YOLOv3-in-PyTorch icon indicating copy to clipboard operation
YOLOv3-in-PyTorch copied to clipboard

Training Fails with COCO Dataset

Open Hi-Chem246 opened this issue 5 years ago • 19 comments

Operating System: Debian 9 (Stretch)

Reproducible: Always

Steps to Reproduce:

  1. cd into the src folder

  2. Use the command: python3 main.py train --verbose --dataset coco --img-dir /home/user/COCO/train2017 --annot-path /home/user/COCO/annotations/instances_train2017.json --reset-weights

Observed Behaviour: A Value Error was received: “The truth value of an array with more than one element is ambiguous. Use a.any() or a.all()”

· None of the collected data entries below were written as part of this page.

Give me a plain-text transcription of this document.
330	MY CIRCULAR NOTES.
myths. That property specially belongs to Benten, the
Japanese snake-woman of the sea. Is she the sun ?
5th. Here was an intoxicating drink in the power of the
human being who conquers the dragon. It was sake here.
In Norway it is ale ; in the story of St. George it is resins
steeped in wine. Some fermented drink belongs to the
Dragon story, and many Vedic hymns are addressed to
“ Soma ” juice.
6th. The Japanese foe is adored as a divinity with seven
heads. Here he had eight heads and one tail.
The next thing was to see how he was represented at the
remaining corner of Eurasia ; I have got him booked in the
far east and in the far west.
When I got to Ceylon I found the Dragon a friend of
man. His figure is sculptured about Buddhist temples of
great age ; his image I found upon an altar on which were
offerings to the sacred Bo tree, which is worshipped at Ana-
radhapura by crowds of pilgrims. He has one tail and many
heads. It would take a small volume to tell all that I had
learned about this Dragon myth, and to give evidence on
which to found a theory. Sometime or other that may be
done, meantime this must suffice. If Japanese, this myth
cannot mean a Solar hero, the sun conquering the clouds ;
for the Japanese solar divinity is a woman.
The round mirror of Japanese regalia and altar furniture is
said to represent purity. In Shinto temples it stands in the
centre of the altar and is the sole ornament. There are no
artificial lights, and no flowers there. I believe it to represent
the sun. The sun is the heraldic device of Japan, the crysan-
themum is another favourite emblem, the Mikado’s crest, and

Expected Behaviour: Training should have been completed

Hi-Chem246 avatar Feb 18 '20 16:02 Hi-Chem246

I am getting the same error. Here is the error message:

Traceback (most recent call last):
  File "main.py", line 441, in <module>
    run_yolo_training(options)
  File "main.py", line 434, in run_yolo_training
    ckpt_dir)
  File "main.py", line 239, in run_training
    for batch_i, (imgs, targets, target_lengths) in enumerate(dataloader):
  File "/home/user/mlenv/lib/python3.7/site-packages/torch/utils/home/user/home/userloader.py", line 345, in __next__
    data = self._next_data()
  File "/home/user/mlenv/lib/python3.7/site-packages/torch/utils/home/user/home/userloader.py", line 856, in _next_data
    return self._process_data(data)
  File "/home/user/mlenv/lib/python3.7/site-packages/torch/utils/home/user/home/userloader.py", line 881, in _process_data
    data.reraise()
  File "/home/user/mlenv/lib/python3.7/site-packages/torch/_utils.py", line 394, in reraise
    raise self.exc_type(msg)
ValueError: Caught ValueError in DataLoader worker process 0.
Original Traceback (most recent call last):
  File "/home/user/mlenv/lib/python3.7/site-packages/torch/utils/home/user/_utils/worker.py", line 178, in _worker_loop
    data = fetcher.fetch(index)
  File "/home/user/mlenv/lib/python3.7/site-packages/torch/utils/home/user/_utils/fetch.py", line 44, in fetch
    data = [self.dataset[idx] for idx in possibly_batched_index]
  File "/home/user/mlenv/lib/python3.7/site-packages/torch/utils/home/user/_utils/fetch.py", line 44, in <listcomp>
    data = [self.dataset[idx] for idx in possibly_batched_index]
  File "/home/user/repos/YOLOv3-in-PyTorch/src/home/usersets/coco.py", line 70, in __getitem__
    transformed_img_tensor, label_tensor = self._tf(img, label_tensor)
  File "/home/user/repos/YOLOv3-in-PyTorch/src/home/usersets/transforms.py", line 168, in __call__
    img, label = t(img, label)
  File "/home/user/repos/YOLOv3-in-PyTorch/src/home/usersets/transforms.py", line 157, in __call__
    label = _affine_transform_label(label, affine_transform_matrix)
  File "/home/user/repos/YOLOv3-in-PyTorch/src/home/usersets/transforms.py", line 316, in _affine_transform_label
    x1 = np.minimum(xy_lt[:, 0], xy_lb[:, 0])
ValueError: The truth value of an array with more than one element is ambiguous. Use a.any() or a.all()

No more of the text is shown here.